Known primarily as the creator of the web-based comic series “Hark! A Vagrant,” Beaton moves to memoir with this examination of the two years she spent working in the oil sands to pay off her student loans. The author begins with an introduction to her home in Cape Breton, where the people have “a deep love for home, and the knowledge of how frequently they will have to leave it to find work somewhere else. This push and pull defines us. It’s all over our music, our literature, our art, and our understanding of our place in the world.” On the surface, the book is a chronicle of the three years following the author’s college graduation (she also spent a year working at the Maritime Museum of British Columbia), but Beaton captures much more than her personal story.
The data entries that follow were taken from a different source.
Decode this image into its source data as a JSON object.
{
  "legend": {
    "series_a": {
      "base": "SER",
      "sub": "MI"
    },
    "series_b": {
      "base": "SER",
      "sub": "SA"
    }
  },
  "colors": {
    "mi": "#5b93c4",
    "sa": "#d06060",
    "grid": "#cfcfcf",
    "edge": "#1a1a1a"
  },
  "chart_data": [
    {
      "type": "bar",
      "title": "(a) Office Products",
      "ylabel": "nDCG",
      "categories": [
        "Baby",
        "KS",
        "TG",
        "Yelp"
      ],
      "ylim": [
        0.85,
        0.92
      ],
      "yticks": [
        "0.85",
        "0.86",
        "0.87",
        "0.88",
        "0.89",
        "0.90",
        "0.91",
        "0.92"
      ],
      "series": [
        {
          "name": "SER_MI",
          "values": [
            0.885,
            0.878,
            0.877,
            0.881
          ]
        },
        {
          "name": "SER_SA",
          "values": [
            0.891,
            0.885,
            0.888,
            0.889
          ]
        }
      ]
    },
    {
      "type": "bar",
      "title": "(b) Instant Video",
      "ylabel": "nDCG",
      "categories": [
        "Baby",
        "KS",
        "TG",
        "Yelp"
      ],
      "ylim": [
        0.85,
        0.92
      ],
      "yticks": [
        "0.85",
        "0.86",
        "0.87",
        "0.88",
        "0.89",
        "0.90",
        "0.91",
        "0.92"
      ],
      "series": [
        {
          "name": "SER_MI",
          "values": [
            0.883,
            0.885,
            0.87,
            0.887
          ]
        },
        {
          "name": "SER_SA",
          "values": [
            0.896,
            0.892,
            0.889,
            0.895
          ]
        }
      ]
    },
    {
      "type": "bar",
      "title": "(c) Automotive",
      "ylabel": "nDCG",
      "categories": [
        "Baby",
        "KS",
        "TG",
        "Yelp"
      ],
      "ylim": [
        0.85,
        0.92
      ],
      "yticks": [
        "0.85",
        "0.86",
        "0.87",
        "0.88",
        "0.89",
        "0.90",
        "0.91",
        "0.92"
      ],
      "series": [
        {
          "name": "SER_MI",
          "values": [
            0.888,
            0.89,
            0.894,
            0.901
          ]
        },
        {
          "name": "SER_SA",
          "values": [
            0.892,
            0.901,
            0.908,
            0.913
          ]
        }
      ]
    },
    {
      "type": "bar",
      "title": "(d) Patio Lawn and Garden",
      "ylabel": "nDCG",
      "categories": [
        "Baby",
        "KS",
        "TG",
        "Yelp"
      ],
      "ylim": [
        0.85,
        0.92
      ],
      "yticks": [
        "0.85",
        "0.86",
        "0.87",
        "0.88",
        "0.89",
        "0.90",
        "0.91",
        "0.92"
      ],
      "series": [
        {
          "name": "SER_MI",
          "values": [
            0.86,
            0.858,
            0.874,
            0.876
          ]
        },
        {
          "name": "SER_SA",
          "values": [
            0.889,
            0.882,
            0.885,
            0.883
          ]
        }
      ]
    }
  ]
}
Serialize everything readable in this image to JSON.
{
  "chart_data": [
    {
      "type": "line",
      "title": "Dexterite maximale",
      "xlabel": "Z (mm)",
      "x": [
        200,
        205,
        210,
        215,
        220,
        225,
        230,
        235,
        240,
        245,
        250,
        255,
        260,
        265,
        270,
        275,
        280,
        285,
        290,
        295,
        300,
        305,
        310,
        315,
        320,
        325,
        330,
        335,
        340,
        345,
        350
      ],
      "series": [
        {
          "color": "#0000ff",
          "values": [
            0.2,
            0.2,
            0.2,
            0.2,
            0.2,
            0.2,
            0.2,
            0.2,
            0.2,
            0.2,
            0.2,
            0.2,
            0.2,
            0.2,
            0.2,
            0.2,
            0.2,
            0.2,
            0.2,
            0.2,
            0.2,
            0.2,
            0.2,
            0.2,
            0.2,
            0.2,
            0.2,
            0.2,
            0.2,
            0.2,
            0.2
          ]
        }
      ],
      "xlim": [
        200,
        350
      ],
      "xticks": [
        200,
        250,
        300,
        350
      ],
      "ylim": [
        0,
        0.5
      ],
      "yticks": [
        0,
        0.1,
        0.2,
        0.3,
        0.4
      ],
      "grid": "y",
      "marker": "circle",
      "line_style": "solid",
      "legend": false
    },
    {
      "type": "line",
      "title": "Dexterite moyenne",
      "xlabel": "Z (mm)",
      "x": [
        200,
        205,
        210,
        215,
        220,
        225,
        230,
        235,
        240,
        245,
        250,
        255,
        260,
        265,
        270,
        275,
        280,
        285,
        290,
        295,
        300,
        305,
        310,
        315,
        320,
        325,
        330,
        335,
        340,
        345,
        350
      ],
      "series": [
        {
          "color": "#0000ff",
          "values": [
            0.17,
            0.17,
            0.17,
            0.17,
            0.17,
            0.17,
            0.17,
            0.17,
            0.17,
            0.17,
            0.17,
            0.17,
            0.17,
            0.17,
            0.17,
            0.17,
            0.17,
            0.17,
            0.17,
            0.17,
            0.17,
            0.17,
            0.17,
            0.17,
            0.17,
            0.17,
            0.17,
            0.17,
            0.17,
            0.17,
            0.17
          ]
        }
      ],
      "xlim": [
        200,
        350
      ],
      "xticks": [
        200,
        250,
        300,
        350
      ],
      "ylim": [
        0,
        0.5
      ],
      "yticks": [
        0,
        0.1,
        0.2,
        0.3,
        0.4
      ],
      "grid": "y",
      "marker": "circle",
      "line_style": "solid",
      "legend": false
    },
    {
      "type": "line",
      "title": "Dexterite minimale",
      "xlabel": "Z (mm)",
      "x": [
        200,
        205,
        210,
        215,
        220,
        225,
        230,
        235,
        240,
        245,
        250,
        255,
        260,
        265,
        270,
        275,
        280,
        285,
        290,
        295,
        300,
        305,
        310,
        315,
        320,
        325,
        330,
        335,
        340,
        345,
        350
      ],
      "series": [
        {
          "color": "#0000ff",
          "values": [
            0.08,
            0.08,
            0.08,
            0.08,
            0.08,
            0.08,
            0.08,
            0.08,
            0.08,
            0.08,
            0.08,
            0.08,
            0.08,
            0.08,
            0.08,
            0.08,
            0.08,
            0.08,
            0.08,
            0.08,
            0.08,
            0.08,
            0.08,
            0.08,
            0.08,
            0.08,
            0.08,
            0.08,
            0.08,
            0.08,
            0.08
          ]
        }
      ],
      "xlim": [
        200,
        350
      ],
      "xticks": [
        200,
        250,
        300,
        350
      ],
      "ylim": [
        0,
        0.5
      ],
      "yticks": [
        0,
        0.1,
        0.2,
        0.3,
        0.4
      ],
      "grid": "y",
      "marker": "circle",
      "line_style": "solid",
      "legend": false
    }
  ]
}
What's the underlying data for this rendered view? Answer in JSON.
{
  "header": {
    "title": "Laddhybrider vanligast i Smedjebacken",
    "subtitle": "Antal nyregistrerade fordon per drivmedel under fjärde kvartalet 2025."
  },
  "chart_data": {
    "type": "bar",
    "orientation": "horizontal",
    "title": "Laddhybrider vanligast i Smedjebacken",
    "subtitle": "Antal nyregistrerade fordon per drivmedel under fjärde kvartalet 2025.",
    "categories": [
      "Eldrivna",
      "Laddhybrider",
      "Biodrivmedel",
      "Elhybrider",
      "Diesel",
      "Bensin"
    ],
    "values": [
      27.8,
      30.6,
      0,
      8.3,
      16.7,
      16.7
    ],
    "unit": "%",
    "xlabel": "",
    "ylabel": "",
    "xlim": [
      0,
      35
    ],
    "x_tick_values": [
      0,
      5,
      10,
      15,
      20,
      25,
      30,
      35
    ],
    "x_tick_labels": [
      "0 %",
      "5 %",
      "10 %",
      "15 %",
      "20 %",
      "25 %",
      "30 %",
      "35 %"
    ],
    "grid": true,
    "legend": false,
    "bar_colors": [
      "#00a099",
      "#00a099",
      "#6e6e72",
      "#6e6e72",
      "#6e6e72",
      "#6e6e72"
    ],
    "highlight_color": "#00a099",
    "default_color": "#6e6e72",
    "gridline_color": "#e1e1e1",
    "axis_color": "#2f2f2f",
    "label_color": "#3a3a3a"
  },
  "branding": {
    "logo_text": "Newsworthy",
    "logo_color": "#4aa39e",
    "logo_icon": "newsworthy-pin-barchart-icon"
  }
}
She delves deep into the milieu of Fort McMurray, highlighting the complex relationships among the work camps, the oil companies, and the people living and working there. As the author recounts her time through several jobs, companies, and locations, she alternates the narration between the daily grind of the workers and the vistas of startling beauty surrounding them. She introduces each section by location and includes a list of the characters by job and home province, and she is careful to incorporate issues related to the local Indigenous peoples. After all, she writes, “the oil sands operate on stolen land.” Beaton captures numerous poignant, sometimes heartbreaking moments throughout the book, but the cumulative effect of her many stories is even more impressive. She creates an indelible portrait of environmental degradation, fraught interpersonal relationships among a workforce largely disconnected from home, and greedy corporations that seem only vaguely aware of the difficult work’s effect on their employees.
A fascinating, harrowing, unforgettable book about a place few outsiders can comprehend.